The converting the dubbing audio data into a phoneme sequence according to the phoneme conversion rule comprises the following steps:

preprocessing the dubbing audio data according to the first conversion rule to obtain first preprocessed audio data;

carrying out semantic analysis processing on the first preprocessed audio data to obtain text data of the dubbing audio data;

and determining a phoneme sequence indicated by the text data through a phoneme mapping relation between the text words and the configuration phoneme sequence in the sound dictionary, and determining the phoneme sequence indicated by the text data as the phoneme sequence of the dubbing audio data.

8. The method of claim 7, wherein the performing semantic analysis on the first preprocessed audio data to obtain text data of the dubbed audio data comprises:

And carrying out text comparison processing on the M analysis texts to determine text data of the dubbing audio data.

9. The method of claim 8, wherein the text comparison of the M parsed text to determine text data of the dubbed audio data comprises:

performing text comparison processing on the M analysis texts;

if the M analysis texts are different from each other, acquiring a high-precision semantic analysis model from the M semantic analysis models, and determining the analysis text corresponding to the high-precision semantic analysis model as text data of the dubbing audio data;

and if the same analysis text exists in the M analysis texts, determining the same analysis text in the M analysis texts as the text data of the dubbing audio data.

10. The method of claim 5, wherein the language class to which the dubbing audio data belongs is a second language class, and the phoneme conversion rule is a second conversion rule;

preprocessing the dubbing audio data according to the second conversion rule to obtain second preprocessed audio data;

And carrying out phoneme recognition processing on the second preprocessed audio data to obtain a phoneme sequence of the dubbing audio data conversion.

11. The method according to claim 1, wherein the adjusting the pronunciation of the pronunciation part of the target object in the media data according to the standard action results in a matching of the pronunciation part of the target object in the media data, including:

acquiring an action model for representing the pronunciation action of the pronunciation part of the target object in the media data;

acquiring a key area containing a pronunciation part of the target object in the action model;

dotting the pronunciation parts in the key area according to the standard action to obtain dotting key points;

and determining the adjustment action of the pronunciation parts in the key area as the matching action of the target object in the media data.

12. The method of claim 11, wherein the dotting the pronunciation parts in the key area according to the standard action to obtain dotting key points, comprising:

Acquiring standard action feature points for composing the standard action and a pronunciation part area indicated by the standard action;

acquiring a first position of the standard action feature point in the pronunciation part area and a second position of the pronunciation part in the key area;

and dotting is carried out on a third position in the key area, so that the dotting key point is obtained.

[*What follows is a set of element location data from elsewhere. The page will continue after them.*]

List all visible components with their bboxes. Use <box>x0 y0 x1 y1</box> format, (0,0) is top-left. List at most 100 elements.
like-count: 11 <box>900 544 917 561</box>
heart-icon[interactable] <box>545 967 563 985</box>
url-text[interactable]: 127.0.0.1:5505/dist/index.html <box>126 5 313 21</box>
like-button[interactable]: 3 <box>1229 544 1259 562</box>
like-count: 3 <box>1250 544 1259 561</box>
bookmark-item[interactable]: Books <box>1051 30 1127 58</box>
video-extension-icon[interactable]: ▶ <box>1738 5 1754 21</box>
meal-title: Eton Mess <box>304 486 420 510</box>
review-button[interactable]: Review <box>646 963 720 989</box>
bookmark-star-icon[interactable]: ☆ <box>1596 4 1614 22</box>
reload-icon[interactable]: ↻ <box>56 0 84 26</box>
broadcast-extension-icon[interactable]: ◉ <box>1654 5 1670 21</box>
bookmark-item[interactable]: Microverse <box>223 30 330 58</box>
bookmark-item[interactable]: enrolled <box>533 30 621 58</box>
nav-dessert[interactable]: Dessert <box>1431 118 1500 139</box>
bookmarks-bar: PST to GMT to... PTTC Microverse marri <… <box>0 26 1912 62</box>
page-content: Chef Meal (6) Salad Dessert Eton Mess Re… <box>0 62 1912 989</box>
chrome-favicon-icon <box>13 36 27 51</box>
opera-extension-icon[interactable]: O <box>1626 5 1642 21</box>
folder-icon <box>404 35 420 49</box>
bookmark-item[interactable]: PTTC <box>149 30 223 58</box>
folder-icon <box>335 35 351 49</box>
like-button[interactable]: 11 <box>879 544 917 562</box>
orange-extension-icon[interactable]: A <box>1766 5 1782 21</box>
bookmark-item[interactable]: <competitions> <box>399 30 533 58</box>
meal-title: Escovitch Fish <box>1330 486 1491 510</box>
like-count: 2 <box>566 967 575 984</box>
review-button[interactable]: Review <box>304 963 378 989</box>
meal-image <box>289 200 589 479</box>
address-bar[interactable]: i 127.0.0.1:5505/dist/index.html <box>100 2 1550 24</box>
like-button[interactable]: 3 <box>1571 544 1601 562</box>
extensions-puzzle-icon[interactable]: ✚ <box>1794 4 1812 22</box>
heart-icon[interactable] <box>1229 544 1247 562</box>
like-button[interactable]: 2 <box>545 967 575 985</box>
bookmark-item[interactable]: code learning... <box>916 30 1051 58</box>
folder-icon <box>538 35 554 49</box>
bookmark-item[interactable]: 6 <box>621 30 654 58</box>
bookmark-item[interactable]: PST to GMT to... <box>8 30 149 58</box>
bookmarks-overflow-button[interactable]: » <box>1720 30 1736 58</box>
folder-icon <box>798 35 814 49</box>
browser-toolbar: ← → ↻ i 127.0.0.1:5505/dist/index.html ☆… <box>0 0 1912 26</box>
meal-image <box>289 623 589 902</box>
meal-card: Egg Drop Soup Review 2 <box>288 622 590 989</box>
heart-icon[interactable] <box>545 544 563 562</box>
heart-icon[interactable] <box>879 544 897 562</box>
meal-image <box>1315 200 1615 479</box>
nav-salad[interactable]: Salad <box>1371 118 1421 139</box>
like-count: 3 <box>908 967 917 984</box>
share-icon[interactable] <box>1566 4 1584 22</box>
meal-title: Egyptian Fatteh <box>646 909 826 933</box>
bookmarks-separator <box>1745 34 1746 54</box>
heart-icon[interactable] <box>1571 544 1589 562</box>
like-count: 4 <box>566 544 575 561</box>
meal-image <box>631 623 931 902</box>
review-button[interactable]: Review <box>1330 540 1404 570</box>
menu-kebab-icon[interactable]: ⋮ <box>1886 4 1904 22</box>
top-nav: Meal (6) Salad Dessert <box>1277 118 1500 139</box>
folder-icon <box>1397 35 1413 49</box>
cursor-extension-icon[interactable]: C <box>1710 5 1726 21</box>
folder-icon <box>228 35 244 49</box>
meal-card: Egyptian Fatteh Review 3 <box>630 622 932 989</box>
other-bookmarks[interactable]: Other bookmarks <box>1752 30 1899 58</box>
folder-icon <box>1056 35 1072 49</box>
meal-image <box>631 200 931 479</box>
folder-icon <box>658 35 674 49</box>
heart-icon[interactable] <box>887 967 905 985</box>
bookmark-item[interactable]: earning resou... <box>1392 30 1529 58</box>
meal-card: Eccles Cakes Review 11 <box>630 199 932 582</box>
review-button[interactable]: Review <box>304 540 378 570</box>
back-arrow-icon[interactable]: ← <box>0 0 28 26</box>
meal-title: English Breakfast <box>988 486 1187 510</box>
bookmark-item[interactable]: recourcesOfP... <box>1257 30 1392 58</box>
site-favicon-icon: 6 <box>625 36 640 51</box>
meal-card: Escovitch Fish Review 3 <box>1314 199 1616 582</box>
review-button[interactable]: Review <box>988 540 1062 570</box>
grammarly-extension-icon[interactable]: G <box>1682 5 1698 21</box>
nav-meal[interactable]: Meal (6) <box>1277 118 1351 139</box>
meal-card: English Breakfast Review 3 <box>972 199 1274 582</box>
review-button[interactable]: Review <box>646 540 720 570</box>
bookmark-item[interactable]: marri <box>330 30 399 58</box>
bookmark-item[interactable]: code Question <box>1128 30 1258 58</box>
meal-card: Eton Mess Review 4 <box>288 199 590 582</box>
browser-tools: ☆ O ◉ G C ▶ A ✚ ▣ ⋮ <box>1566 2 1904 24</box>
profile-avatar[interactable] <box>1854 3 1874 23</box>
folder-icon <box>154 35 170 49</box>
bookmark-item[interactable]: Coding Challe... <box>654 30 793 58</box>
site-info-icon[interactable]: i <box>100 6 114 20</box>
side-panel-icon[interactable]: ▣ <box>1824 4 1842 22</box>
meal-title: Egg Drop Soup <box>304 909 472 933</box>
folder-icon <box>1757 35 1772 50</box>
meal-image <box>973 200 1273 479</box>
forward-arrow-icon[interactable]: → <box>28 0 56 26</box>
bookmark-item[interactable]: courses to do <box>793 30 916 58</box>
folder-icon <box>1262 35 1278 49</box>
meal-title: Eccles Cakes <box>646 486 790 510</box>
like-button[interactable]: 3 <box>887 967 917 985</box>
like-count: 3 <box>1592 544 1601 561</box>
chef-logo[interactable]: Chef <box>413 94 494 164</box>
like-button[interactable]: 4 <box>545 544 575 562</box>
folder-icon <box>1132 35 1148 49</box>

13. A data processing apparatus, comprising:

14. A computer device, comprising: a processor, a memory, and a network interface;

the processor is connected to the memory and the network interface, wherein the network interface is configured to provide a network communication function, the memory is configured to store a computer program, and the processor is configured to invoke the computer program to cause the computer device to perform the method of any of claims 1-12.

15. A computer readable storage medium, characterized in that the computer readable storage medium has stored therein a computer program adapted to be loaded by a processor and to perform the method of any of claims 1-12.

16. A computer program product, characterized in that the computer program product comprises a computer program stored in a computer readable storage medium, the computer program being adapted to be read and executed by a processor to cause a computer device having the processor to perform the method of any of claims 1-12.